Une photo de procession sans légende, voilà de quoi intriguer. En regardant les maisons détruites sur la droite après le pont, ou encore celle de gauche, on peut dire que cette photo a été prise juste après la
seconde guerre mondiale. Ces maisons avaient été détruites lors de l’avancée allemande en juin 1940 et ne seront rebâties qu’au début des années 60. Le pont, quant à lui, avait été reconstruit pendant l’occupation.
Mais que faisait donc ces personnes ? Au fond du cortège on aperçoit une chose blanche, ressemblant à une barque. Et une autre photo montre un arc de triomphe placé rue Chanteraine avec en haut... une barque.
Quelques renseignements donnés par des seniors, un petit tour sur internet, et la procession pouvait prendre un nom : le Grand Retour de Notre Dame de Boulogne. A Boulogne, au bord de la Manche, une crypte, certainement la plus grande de France, accueille la statue de Notre Dame de Boulogne. La tradition relate l’arrivée d’une statue miraculeuse de la vierge sur le rivage boulonnais ; c’était en 639, à l’époque du roi Dagobert. Malheureusement la statue en bois fut brûlée à la Révolution Française.

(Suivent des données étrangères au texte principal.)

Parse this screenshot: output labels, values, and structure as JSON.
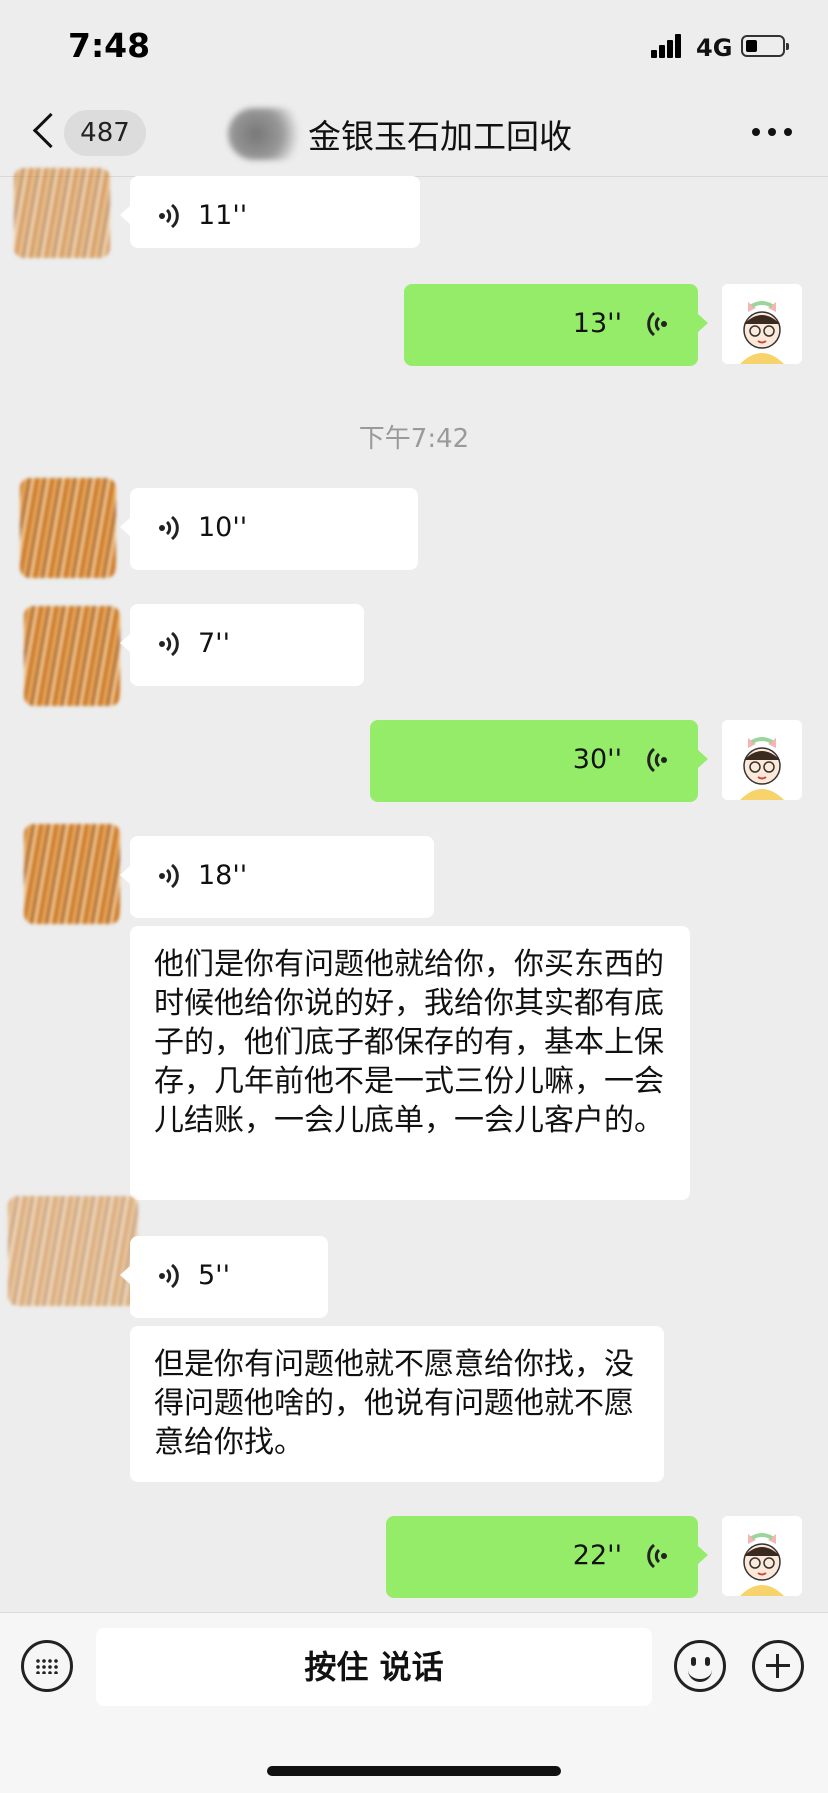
{
  "status": {
    "time": "7:48",
    "network": "4G"
  },
  "nav": {
    "back_count": "487",
    "title": "金银玉石加工回收"
  },
  "messages": {
    "m1": {
      "duration": "11''"
    },
    "m2": {
      "duration": "13''"
    },
    "timestamp": "下午7:42",
    "m3": {
      "duration": "10''"
    },
    "m4": {
      "duration": "7''"
    },
    "m5": {
      "duration": "30''"
    },
    "m6": {
      "duration": "18''"
    },
    "m7": {
      "text": "他们是你有问题他就给你，你买东西的时候他给你说的好，我给你其实都有底子的，他们底子都保存的有，基本上保存，几年前他不是一式三份儿嘛，一会儿结账，一会儿底单，一会儿客户的。"
    },
    "m8": {
      "duration": "5''"
    },
    "m9": {
      "text": "但是你有问题他就不愿意给你找，没得问题他啥的，他说有问题他就不愿意给你找。"
    },
    "m10": {
      "duration": "22''"
    }
  },
  "input": {
    "hold_to_talk": "按住 说话"
  },
  "colors": {
    "sent_bubble": "#95ec69",
    "received_bubble": "#ffffff",
    "background": "#ededed"
  },
  "icons": [
    "back-icon",
    "more-icon",
    "voice-icon",
    "keyboard-icon",
    "emoji-icon",
    "plus-icon"
  ]
}
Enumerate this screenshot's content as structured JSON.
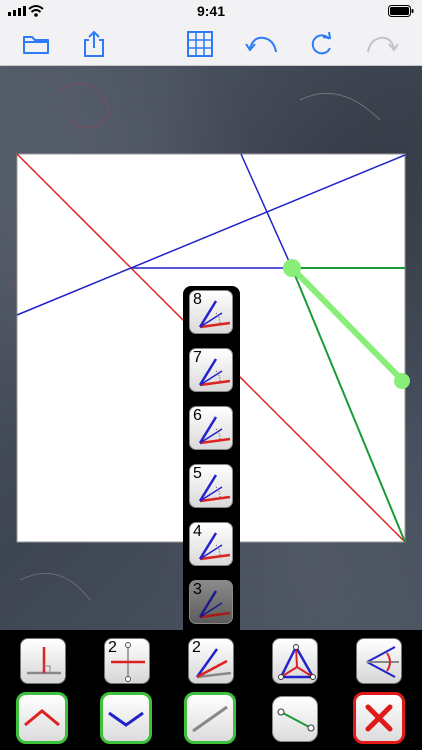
{
  "status_bar": {
    "time": "9:41"
  },
  "toolbar": {
    "items": [
      {
        "name": "folder-icon"
      },
      {
        "name": "share-icon"
      },
      {
        "name": "grid-icon"
      },
      {
        "name": "undo-icon"
      },
      {
        "name": "redo-icon"
      },
      {
        "name": "redo-disabled-icon"
      }
    ],
    "accent": "#2f7bf5"
  },
  "colors": {
    "valley": "#2222cc",
    "mountain": "#dd2222",
    "aux": "#1a9a3a",
    "highlight": "#88ee77",
    "cancel": "#e01919",
    "selected_border": "#3ec23e"
  },
  "palette": {
    "items": [
      {
        "label": "8"
      },
      {
        "label": "7"
      },
      {
        "label": "6"
      },
      {
        "label": "5"
      },
      {
        "label": "4"
      },
      {
        "label": "3"
      }
    ]
  },
  "tools": {
    "row1": [
      {
        "name": "perpendicular-tool",
        "label": ""
      },
      {
        "name": "bisect-segment-tool",
        "label": "2"
      },
      {
        "name": "bisect-angle-tool",
        "label": "2"
      },
      {
        "name": "incenter-tool",
        "label": ""
      },
      {
        "name": "angle-bisect-ray-tool",
        "label": ""
      }
    ]
  }
}
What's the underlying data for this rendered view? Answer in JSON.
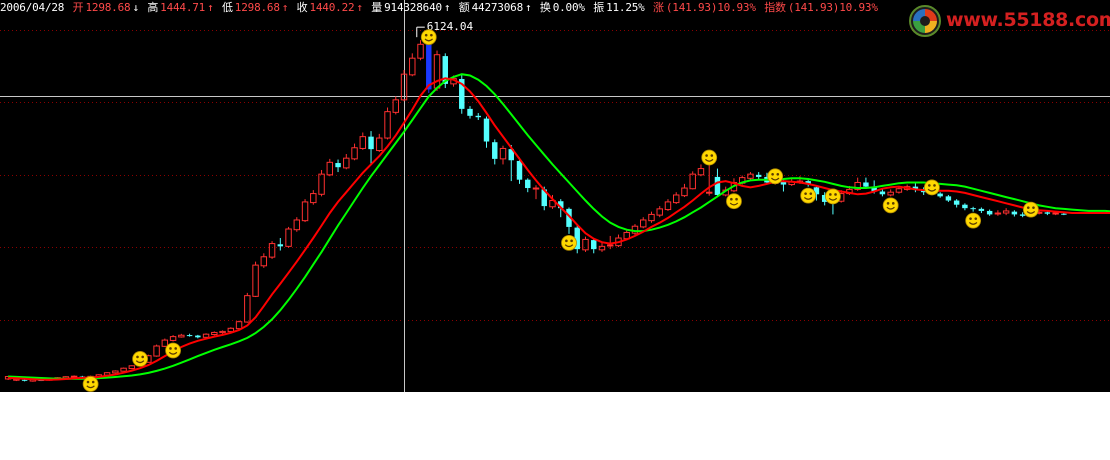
{
  "info_bar": {
    "date": "2006/04/28",
    "open_label": "开",
    "open_value": "1298.68",
    "open_arrow": "↓",
    "high_label": "高",
    "high_value": "1444.71",
    "high_arrow": "↑",
    "low_label": "低",
    "low_value": "1298.68",
    "low_arrow": "↑",
    "close_label": "收",
    "close_value": "1440.22",
    "close_arrow": "↑",
    "volume_label": "量",
    "volume_value": "914328640",
    "volume_arrow": "↑",
    "amount_label": "额",
    "amount_value": "44273068",
    "amount_arrow": "↑",
    "turnover_label": "换",
    "turnover_value": "0.00%",
    "amplitude_label": "振",
    "amplitude_value": "11.25%",
    "change_label": "涨",
    "change_value": "(141.93)10.93%",
    "index_label": "指数",
    "index_value": "(141.93)10.93%"
  },
  "logo": {
    "text": "www.55188.com"
  },
  "colors": {
    "background": "#000000",
    "up": "#ff3030",
    "down": "#54ffff",
    "ma_fast": "#ff0000",
    "ma_slow": "#00ff00",
    "grid": "#8b0000",
    "crosshair": "#c8c8c8",
    "smiley": "#ffd800",
    "highlight": "#1a38ff"
  },
  "chart_data": {
    "type": "candlestick",
    "title": "",
    "xlabel": "",
    "ylabel": "",
    "ylim": [
      1100,
      6400
    ],
    "max_label": "6124.04",
    "grid": true,
    "crosshair": {
      "index": 48,
      "price": 5300
    },
    "candles": [
      [
        1230,
        1265,
        1215,
        1275
      ],
      [
        1212,
        1228,
        1200,
        1240
      ],
      [
        1218,
        1205,
        1195,
        1230
      ],
      [
        1200,
        1225,
        1190,
        1232
      ],
      [
        1215,
        1208,
        1200,
        1225
      ],
      [
        1212,
        1228,
        1205,
        1235
      ],
      [
        1222,
        1248,
        1215,
        1255
      ],
      [
        1240,
        1262,
        1235,
        1270
      ],
      [
        1258,
        1270,
        1248,
        1282
      ],
      [
        1265,
        1250,
        1240,
        1275
      ],
      [
        1252,
        1268,
        1245,
        1278
      ],
      [
        1265,
        1290,
        1258,
        1298
      ],
      [
        1285,
        1320,
        1280,
        1328
      ],
      [
        1318,
        1345,
        1310,
        1355
      ],
      [
        1342,
        1385,
        1338,
        1395
      ],
      [
        1380,
        1420,
        1372,
        1428
      ],
      [
        1418,
        1478,
        1410,
        1490
      ],
      [
        1470,
        1565,
        1465,
        1580
      ],
      [
        1560,
        1705,
        1550,
        1725
      ],
      [
        1700,
        1790,
        1690,
        1812
      ],
      [
        1785,
        1840,
        1770,
        1862
      ],
      [
        1835,
        1860,
        1825,
        1880
      ],
      [
        1862,
        1855,
        1840,
        1882
      ],
      [
        1855,
        1830,
        1815,
        1865
      ],
      [
        1830,
        1875,
        1822,
        1888
      ],
      [
        1870,
        1900,
        1858,
        1915
      ],
      [
        1898,
        1915,
        1880,
        1930
      ],
      [
        1912,
        1960,
        1905,
        1975
      ],
      [
        1955,
        2055,
        1948,
        2070
      ],
      [
        2050,
        2430,
        2040,
        2470
      ],
      [
        2420,
        2870,
        2410,
        2920
      ],
      [
        2860,
        2990,
        2830,
        3040
      ],
      [
        2985,
        3180,
        2960,
        3215
      ],
      [
        3170,
        3140,
        3080,
        3260
      ],
      [
        3140,
        3390,
        3120,
        3420
      ],
      [
        3380,
        3520,
        3350,
        3560
      ],
      [
        3510,
        3780,
        3490,
        3820
      ],
      [
        3770,
        3900,
        3740,
        3950
      ],
      [
        3890,
        4180,
        3860,
        4240
      ],
      [
        4170,
        4350,
        4150,
        4400
      ],
      [
        4340,
        4280,
        4210,
        4390
      ],
      [
        4270,
        4410,
        4250,
        4470
      ],
      [
        4400,
        4560,
        4380,
        4620
      ],
      [
        4550,
        4720,
        4530,
        4780
      ],
      [
        4720,
        4540,
        4320,
        4800
      ],
      [
        4520,
        4700,
        4500,
        4760
      ],
      [
        4700,
        5080,
        4680,
        5140
      ],
      [
        5070,
        5250,
        5040,
        5300
      ],
      [
        5250,
        5620,
        5230,
        5680
      ],
      [
        5610,
        5850,
        5590,
        5920
      ],
      [
        5850,
        6050,
        5820,
        6110
      ],
      [
        6050,
        5400,
        5350,
        6124
      ],
      [
        5420,
        5900,
        5380,
        5960
      ],
      [
        5880,
        5480,
        5420,
        5920
      ],
      [
        5480,
        5560,
        5440,
        5600
      ],
      [
        5550,
        5120,
        5050,
        5620
      ],
      [
        5120,
        5020,
        4980,
        5160
      ],
      [
        5020,
        5000,
        4960,
        5060
      ],
      [
        4980,
        4650,
        4560,
        5010
      ],
      [
        4640,
        4400,
        4320,
        4680
      ],
      [
        4400,
        4550,
        4320,
        4590
      ],
      [
        4540,
        4380,
        4080,
        4600
      ],
      [
        4370,
        4100,
        4040,
        4420
      ],
      [
        4100,
        3980,
        3920,
        4120
      ],
      [
        3980,
        3980,
        3820,
        4020
      ],
      [
        3960,
        3720,
        3660,
        4000
      ],
      [
        3710,
        3800,
        3680,
        3880
      ],
      [
        3790,
        3690,
        3560,
        3820
      ],
      [
        3680,
        3420,
        3320,
        3700
      ],
      [
        3410,
        3100,
        3040,
        3450
      ],
      [
        3090,
        3240,
        3060,
        3280
      ],
      [
        3230,
        3100,
        3040,
        3260
      ],
      [
        3090,
        3140,
        3060,
        3210
      ],
      [
        3150,
        3160,
        3100,
        3290
      ],
      [
        3150,
        3260,
        3130,
        3310
      ],
      [
        3250,
        3340,
        3230,
        3380
      ],
      [
        3330,
        3430,
        3300,
        3460
      ],
      [
        3420,
        3520,
        3400,
        3560
      ],
      [
        3510,
        3600,
        3480,
        3640
      ],
      [
        3590,
        3680,
        3560,
        3720
      ],
      [
        3670,
        3780,
        3650,
        3820
      ],
      [
        3770,
        3880,
        3750,
        3920
      ],
      [
        3870,
        3980,
        3850,
        4040
      ],
      [
        3970,
        4180,
        3960,
        4220
      ],
      [
        4170,
        4260,
        4150,
        4320
      ],
      [
        3920,
        3920,
        3870,
        4390
      ],
      [
        4140,
        3880,
        3850,
        4260
      ],
      [
        3880,
        3950,
        3860,
        4000
      ],
      [
        3940,
        4060,
        3920,
        4120
      ],
      [
        4050,
        4130,
        4030,
        4160
      ],
      [
        4120,
        4180,
        4100,
        4210
      ],
      [
        4170,
        4140,
        4110,
        4210
      ],
      [
        4140,
        4060,
        4040,
        4200
      ],
      [
        4060,
        4060,
        4030,
        4120
      ],
      [
        4080,
        4030,
        3930,
        4110
      ],
      [
        4030,
        4070,
        4010,
        4130
      ],
      [
        4060,
        4080,
        4040,
        4150
      ],
      [
        4080,
        4030,
        4000,
        4110
      ],
      [
        3990,
        3890,
        3800,
        4020
      ],
      [
        3880,
        3780,
        3730,
        3920
      ],
      [
        3790,
        3780,
        3600,
        3830
      ],
      [
        3790,
        3900,
        3770,
        3950
      ],
      [
        3900,
        3960,
        3880,
        4010
      ],
      [
        3960,
        4060,
        3940,
        4130
      ],
      [
        4060,
        4000,
        3970,
        4130
      ],
      [
        4000,
        3930,
        3900,
        4090
      ],
      [
        3930,
        3890,
        3860,
        3960
      ],
      [
        3880,
        3920,
        3860,
        3960
      ],
      [
        3920,
        3970,
        3900,
        4000
      ],
      [
        3960,
        4000,
        3940,
        4030
      ],
      [
        4000,
        3960,
        3920,
        4060
      ],
      [
        3960,
        3920,
        3880,
        3990
      ],
      [
        3920,
        3900,
        3880,
        3960
      ],
      [
        3900,
        3860,
        3840,
        3920
      ],
      [
        3860,
        3800,
        3780,
        3880
      ],
      [
        3800,
        3740,
        3700,
        3820
      ],
      [
        3740,
        3690,
        3660,
        3760
      ],
      [
        3690,
        3680,
        3640,
        3710
      ],
      [
        3680,
        3650,
        3620,
        3700
      ],
      [
        3650,
        3600,
        3580,
        3670
      ],
      [
        3610,
        3620,
        3580,
        3660
      ],
      [
        3620,
        3650,
        3590,
        3690
      ],
      [
        3640,
        3600,
        3570,
        3660
      ],
      [
        3600,
        3580,
        3560,
        3630
      ],
      [
        3580,
        3620,
        3560,
        3640
      ],
      [
        3620,
        3630,
        3600,
        3660
      ],
      [
        3630,
        3610,
        3590,
        3650
      ],
      [
        3610,
        3620,
        3590,
        3640
      ],
      [
        3610,
        3600,
        3590,
        3630
      ]
    ],
    "ma_fast": [
      1245,
      1240,
      1232,
      1225,
      1220,
      1218,
      1222,
      1230,
      1240,
      1246,
      1252,
      1260,
      1275,
      1295,
      1320,
      1350,
      1385,
      1430,
      1490,
      1560,
      1625,
      1690,
      1740,
      1780,
      1810,
      1840,
      1865,
      1895,
      1935,
      2000,
      2120,
      2280,
      2450,
      2600,
      2760,
      2920,
      3090,
      3260,
      3440,
      3620,
      3780,
      3920,
      4060,
      4200,
      4320,
      4440,
      4580,
      4740,
      4920,
      5110,
      5310,
      5460,
      5520,
      5560,
      5540,
      5480,
      5370,
      5230,
      5060,
      4880,
      4720,
      4560,
      4400,
      4240,
      4090,
      3950,
      3820,
      3700,
      3580,
      3450,
      3330,
      3250,
      3200,
      3180,
      3200,
      3240,
      3290,
      3350,
      3420,
      3480,
      3550,
      3630,
      3710,
      3800,
      3900,
      3990,
      4060,
      4080,
      4050,
      4010,
      3990,
      4010,
      4040,
      4070,
      4080,
      4070,
      4060,
      4040,
      4010,
      3980,
      3950,
      3930,
      3910,
      3890,
      3900,
      3930,
      3970,
      3990,
      4000,
      3980,
      3960,
      3950,
      3940,
      3940,
      3940,
      3930,
      3910,
      3880,
      3850,
      3820,
      3790,
      3760,
      3730,
      3700,
      3680,
      3660,
      3650,
      3640,
      3630,
      3620,
      3620,
      3620,
      3620,
      3620,
      3620
    ],
    "ma_slow": [
      1265,
      1260,
      1255,
      1250,
      1244,
      1238,
      1234,
      1232,
      1232,
      1234,
      1238,
      1243,
      1250,
      1258,
      1268,
      1280,
      1296,
      1318,
      1346,
      1380,
      1420,
      1465,
      1512,
      1560,
      1606,
      1650,
      1690,
      1730,
      1772,
      1822,
      1890,
      1980,
      2090,
      2220,
      2370,
      2530,
      2700,
      2880,
      3060,
      3250,
      3440,
      3620,
      3800,
      3980,
      4150,
      4310,
      4470,
      4630,
      4790,
      4960,
      5130,
      5300,
      5420,
      5520,
      5580,
      5620,
      5600,
      5540,
      5450,
      5330,
      5190,
      5040,
      4890,
      4740,
      4600,
      4460,
      4320,
      4190,
      4060,
      3930,
      3800,
      3680,
      3570,
      3480,
      3420,
      3380,
      3360,
      3360,
      3380,
      3410,
      3450,
      3500,
      3560,
      3630,
      3700,
      3780,
      3860,
      3940,
      4010,
      4060,
      4090,
      4100,
      4100,
      4100,
      4110,
      4120,
      4120,
      4110,
      4090,
      4070,
      4040,
      4010,
      3990,
      3980,
      3980,
      3990,
      4010,
      4030,
      4050,
      4060,
      4060,
      4060,
      4050,
      4040,
      4030,
      4020,
      4000,
      3970,
      3940,
      3910,
      3880,
      3850,
      3820,
      3790,
      3760,
      3730,
      3710,
      3690,
      3680,
      3670,
      3660,
      3650,
      3650,
      3650,
      3640
    ],
    "signals": [
      {
        "index": 10,
        "side": "below"
      },
      {
        "index": 16,
        "side": "above"
      },
      {
        "index": 20,
        "side": "below"
      },
      {
        "index": 51,
        "side": "above"
      },
      {
        "index": 68,
        "side": "below"
      },
      {
        "index": 85,
        "side": "above"
      },
      {
        "index": 88,
        "side": "below"
      },
      {
        "index": 93,
        "side": "above"
      },
      {
        "index": 97,
        "side": "below"
      },
      {
        "index": 100,
        "side": "above"
      },
      {
        "index": 107,
        "side": "below"
      },
      {
        "index": 112,
        "side": "above"
      },
      {
        "index": 117,
        "side": "below"
      },
      {
        "index": 124,
        "side": "above"
      },
      {
        "index": 131,
        "side": "below"
      },
      {
        "index": 134,
        "side": "above"
      },
      {
        "index": 137,
        "side": "below"
      },
      {
        "index": 140,
        "side": "above"
      }
    ]
  }
}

Le Grand Retour, c’est quatre processions qui vont sillonner la France de mars 1943 à août 1948 avec quatre statues, quatre reproductions différentes de la statue de Boulogne ; Sainte-Ménehould n’est pas marqué sur les itinéraires mais doit vraisemblablement se situer dans ’l’itinéraire centre", l’itinéraire de la 3ème procession passant par Verdun et Reims avec une référence, octobre-novembre 1946, ce qui correspond à la photo.
La statue, toute blanche, atteint dans sa barque deux mètres de haut ; ce sont alors prières, messes, avec lecture à haute voix du texte de la consécration de Marie ; les feuillets signés sont déposés dans la barque avec des offrandes ou avec un billet comportant une demande. On dit aussi que les rues étaient décorées de draps blancs piquetés de fleurs. En regardant bien la photo, on verra sur la maison de droite des volets recouverts de draps fleuris. Les rues sont également décorées de guirlandes fleuries, comme on le voit derrière l’arc de triomphe.
Un senior de Menou se souvient avoir participé à cette procession. La statue venait de La Neuville-au-Pont (elle arrivait de la route de Vouziers) et les jeunes Ménéhildiens l’ont accueillie en haut de la route de Chaudefontaine. Puis le cortège est monté sur la butte du Château où les jeunes ont veillé la statue toute la nuit. Le lendemain, d’autres jeunes ont accompagné la statue vers sa nouvelle destination.
C’était l’époque des processions. Les quatre statues auraient parcouru 120 000 km et traversé 16 000 paroisses. Vu le nombre de personnes à Sainte-Ménehould, on peut dire que cette procession fut une des plus importantes que la ville ait connue.